From white drums put up on the dividing line to demarcate the territory of two nations separated at a bloody birth in 1947 to today's plush, gigantic integrated check post (ICP), the India-Pakistan border at this Amritsar town has run through the history of the subcontinent in both profound and hugely symbolic ways.
But today there are urgently practical considerations as well, and officials on both sides of the Attari border would hope that the ICP acts as a facilitator of goods' and people's movement along with a symbol of hope.
When the British left, the border - running through two Punjabs - saw lakhs of refugees, many desperate to escape the unspeakable violence Partition unleashed, cross over to a new country and a new beginning.
The ICP - which is being seen as India's gateway to central Asia and connects Pakistan through new gates built on the left of existing historical gates of the earlier check post - promises state-of-the-art facilities for India-Pakistan trade and people crossing over.
Though the potential on these fronts is great, the success of the ICP story will depend largely on the trade policies the two governments adopt and the future relations between the nations, which have a history of deep mistrust.
With India deciding to set up 13 ICPs on its various borders, the one at Attari in Punjab's Amritsar district will be the first one to be unveiled on April 13 by union home minister P Chidambaram. Senior officials from Pakistan including commerce minister Makhdoom Fahim and Pakistan's Punjab chief minister Mian Muhammad Shahbaz Sharif are expected to take part in the ceremony.
There are, however, already murmurs of discontent from the Indian trading community as Pakistan has permitted import of only 137 items from India through Attari.

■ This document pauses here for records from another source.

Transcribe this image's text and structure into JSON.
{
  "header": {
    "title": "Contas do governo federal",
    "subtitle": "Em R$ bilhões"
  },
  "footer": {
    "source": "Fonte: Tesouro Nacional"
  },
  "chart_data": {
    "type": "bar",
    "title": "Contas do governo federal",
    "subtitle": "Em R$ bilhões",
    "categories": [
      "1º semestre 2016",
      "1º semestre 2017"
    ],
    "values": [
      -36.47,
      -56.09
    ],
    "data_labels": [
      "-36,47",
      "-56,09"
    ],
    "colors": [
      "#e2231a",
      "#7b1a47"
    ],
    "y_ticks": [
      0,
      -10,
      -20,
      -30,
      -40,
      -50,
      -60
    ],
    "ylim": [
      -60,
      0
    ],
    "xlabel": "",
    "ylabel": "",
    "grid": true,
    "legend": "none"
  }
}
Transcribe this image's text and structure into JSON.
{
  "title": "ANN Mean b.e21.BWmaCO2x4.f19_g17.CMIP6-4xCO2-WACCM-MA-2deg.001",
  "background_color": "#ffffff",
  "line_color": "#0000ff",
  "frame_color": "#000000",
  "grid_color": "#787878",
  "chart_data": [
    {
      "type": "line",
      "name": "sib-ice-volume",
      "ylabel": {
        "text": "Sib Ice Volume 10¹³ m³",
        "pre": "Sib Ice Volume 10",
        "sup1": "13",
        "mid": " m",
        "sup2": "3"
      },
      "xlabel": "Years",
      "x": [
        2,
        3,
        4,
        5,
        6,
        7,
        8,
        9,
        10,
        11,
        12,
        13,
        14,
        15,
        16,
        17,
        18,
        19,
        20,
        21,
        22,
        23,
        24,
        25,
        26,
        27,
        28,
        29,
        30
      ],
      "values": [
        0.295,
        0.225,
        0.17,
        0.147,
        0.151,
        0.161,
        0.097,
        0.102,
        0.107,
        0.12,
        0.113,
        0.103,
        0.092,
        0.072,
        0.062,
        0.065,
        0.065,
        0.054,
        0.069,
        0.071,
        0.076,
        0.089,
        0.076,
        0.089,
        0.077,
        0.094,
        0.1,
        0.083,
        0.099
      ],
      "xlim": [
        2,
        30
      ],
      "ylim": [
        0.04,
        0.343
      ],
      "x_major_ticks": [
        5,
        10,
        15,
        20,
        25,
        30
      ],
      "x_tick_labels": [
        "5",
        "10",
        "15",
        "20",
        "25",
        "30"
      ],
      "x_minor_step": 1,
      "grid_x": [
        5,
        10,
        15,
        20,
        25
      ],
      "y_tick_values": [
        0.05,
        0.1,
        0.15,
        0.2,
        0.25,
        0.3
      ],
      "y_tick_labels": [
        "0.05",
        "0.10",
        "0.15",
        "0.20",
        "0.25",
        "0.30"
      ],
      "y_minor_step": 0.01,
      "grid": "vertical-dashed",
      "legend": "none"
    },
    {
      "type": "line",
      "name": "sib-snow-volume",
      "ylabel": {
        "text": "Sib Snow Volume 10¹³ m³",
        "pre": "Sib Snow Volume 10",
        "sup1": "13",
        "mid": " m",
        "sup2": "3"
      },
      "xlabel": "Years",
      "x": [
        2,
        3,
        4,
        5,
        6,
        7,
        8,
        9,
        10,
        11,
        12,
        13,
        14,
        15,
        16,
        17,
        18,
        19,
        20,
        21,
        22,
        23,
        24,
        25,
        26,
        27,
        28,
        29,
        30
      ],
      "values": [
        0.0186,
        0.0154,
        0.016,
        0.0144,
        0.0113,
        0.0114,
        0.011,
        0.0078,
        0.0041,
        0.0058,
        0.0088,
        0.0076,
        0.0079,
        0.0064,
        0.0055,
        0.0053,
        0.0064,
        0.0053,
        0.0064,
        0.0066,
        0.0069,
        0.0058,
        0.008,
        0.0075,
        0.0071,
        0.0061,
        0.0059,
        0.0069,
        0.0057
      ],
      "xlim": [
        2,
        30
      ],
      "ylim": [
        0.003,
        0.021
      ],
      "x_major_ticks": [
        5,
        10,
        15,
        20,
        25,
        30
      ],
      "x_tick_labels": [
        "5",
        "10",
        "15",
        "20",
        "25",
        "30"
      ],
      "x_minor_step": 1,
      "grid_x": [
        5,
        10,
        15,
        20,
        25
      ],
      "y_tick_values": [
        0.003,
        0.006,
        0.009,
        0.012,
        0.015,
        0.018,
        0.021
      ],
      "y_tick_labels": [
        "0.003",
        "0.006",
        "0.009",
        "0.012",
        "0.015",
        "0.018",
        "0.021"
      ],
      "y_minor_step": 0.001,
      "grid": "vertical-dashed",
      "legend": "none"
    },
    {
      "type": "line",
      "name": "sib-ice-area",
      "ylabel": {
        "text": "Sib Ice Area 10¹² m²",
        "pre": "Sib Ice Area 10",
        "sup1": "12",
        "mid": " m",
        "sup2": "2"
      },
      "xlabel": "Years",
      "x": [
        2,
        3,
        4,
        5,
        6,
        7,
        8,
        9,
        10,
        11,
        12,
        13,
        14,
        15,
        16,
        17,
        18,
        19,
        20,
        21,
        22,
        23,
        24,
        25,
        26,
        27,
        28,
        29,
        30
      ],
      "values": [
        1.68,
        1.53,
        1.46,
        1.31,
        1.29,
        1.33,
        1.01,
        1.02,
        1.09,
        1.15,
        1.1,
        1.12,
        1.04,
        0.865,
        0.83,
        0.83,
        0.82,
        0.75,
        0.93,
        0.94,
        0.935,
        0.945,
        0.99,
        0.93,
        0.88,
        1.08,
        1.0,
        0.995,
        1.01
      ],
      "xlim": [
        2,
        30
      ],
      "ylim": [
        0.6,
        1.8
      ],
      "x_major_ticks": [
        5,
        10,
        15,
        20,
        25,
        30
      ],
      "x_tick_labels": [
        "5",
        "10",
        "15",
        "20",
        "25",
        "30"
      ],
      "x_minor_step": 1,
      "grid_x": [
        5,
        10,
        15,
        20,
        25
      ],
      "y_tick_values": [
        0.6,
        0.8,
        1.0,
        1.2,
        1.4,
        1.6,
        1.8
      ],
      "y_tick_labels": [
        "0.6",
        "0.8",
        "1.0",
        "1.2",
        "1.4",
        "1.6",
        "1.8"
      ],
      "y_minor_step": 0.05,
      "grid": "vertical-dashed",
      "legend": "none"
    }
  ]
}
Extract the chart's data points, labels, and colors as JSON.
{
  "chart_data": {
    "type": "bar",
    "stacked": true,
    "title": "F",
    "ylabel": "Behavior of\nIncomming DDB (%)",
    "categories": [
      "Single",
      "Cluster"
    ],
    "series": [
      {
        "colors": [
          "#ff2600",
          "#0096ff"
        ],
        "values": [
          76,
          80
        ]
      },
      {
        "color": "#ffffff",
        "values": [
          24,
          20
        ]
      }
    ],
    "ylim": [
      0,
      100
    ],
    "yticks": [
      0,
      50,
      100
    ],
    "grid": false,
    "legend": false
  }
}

India has no such restrictions on Pakistani imports. There is a feeling among Indian traders that for the border to be a real game-changer, it must be free from all such restrictions.
Gunbir Singh, member, Confederation of Indian Industry council on public policies, said though the newly built ICP had "fantastic infrastructure", it was "shocking" that Pakistan has allowed India to export just 137 items from this route.
The making of the ICP
In 2006, in a bold initiative, India and Pakistan gave the green signal to cross border truck movement, with trucks allowed to go till storage godowns of the neighbouring country.
As a result, hundreds of trucks carrying vegetables, onions, potatoes and other commodities started rolling into Pakistan.
Thereafter, talks started between India and Pakistan to build an ICP at the Wagah border (Attari) to further facilitate such movement.
The dilapidated infrastructure at the border was also a hindrance to passenger movement.
It was then decided that the newly built ICP of India and Pakistan would be connected through a new gate at the Indian side of the border.
While the ICP built by India is spread across 121 acres, the corresponding structure on the Pakistani side covers just nine acres.
However, as both India and Pakistan ICPs will be connected through new gates, trade and passenger movement will shift to the new gate.
"Now we have sheds for jathas (pilgrims) who travel between the two nations," said deputy commissioner, customs, Attari border, RK Duggal. "Also, people can wait at the ICP. Earlier there was no waiting area."
As trade movement and passenger traffic shifts to the ICP, the old gates at the Wagah border are likely to be utilised only for the famous retreat ceremony.
The spectator gallery is expected to be expanded from the current seating capacity of 7,000-8,000 to about 12,000.